The U.S. has lost to Europe in three straight Ryder Cups and in five of the last six. The last two were routs, despite a team with players such as Tiger Woods, Phil Mickelson and Jim Furyk.

"Europe has really stepped it up," Azinger said. "They have a selection process that gets their hottest players there and they have become an amazingly solid group of players. I don't think the fault of us not winning is necessarily a down turn in American golf or anything like that. I think it's the fact that Europe really has had a better process of getting players on the team and that European players have really gotten that much better."

Azinger's qualifying plan really doesn't kick in until next year, when players will earn points based on PGA Tour money earnings. They are only getting points for the major championships this year. The idea is get players on the team who are performing well next year, not ones who earned a majority of their points in the previous year.
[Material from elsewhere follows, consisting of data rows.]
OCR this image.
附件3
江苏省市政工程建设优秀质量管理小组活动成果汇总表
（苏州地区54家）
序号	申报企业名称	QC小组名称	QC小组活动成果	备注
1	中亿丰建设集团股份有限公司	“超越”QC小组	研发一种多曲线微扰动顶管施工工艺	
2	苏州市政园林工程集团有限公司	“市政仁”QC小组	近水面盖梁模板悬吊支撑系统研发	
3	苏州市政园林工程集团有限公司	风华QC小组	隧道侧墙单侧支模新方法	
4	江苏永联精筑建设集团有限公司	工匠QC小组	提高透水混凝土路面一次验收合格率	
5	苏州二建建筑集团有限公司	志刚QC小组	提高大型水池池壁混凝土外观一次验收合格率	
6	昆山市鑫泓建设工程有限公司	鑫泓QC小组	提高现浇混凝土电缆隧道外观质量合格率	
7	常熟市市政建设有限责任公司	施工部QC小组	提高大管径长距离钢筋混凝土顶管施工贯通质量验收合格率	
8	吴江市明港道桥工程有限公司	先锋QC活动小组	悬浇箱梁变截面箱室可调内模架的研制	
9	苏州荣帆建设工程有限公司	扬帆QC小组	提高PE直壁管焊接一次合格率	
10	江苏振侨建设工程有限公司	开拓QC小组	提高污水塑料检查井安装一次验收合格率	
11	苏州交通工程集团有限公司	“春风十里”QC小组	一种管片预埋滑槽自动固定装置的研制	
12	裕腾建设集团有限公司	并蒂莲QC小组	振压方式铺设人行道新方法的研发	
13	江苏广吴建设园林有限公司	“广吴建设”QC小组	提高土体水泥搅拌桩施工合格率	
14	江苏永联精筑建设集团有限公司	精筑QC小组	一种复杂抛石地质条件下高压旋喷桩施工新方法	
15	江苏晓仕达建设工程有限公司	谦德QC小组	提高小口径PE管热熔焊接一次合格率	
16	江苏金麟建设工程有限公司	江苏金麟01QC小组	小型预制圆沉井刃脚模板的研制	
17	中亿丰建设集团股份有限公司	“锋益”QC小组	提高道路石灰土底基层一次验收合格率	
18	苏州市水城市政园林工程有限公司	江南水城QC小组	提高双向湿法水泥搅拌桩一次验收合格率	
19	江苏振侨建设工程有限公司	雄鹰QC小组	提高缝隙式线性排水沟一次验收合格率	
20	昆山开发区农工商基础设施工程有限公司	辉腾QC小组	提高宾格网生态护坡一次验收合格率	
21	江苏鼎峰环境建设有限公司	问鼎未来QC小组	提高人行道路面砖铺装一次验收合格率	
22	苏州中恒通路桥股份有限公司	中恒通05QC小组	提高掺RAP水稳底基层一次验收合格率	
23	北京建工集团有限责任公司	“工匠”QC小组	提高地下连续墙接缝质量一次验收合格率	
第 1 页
By getting four at-large selections, only the top eight point earners will automatically qualify.

Now he has added a couple of major championship winners who played on and captained Ryder Cup teams.

"I'm really counting on Raymond's and Dave's experience," Azinger said. "I'm going to lean on them to be with the players, talk to the players, do the things I can't do. It's an eclectic group of guys, too. Our personalities are all different and there's no individual who's going to slip through the cracks that won't be communicated with in any way, shape or form."

Azinger has gone so far as to take suggestions from the public.

"It hasn't gone our way the last few Ryder Cups, and I'm pretty sure everybody out there has an opinion," Azinger said.

What next? It's probably time to work on those uniforms.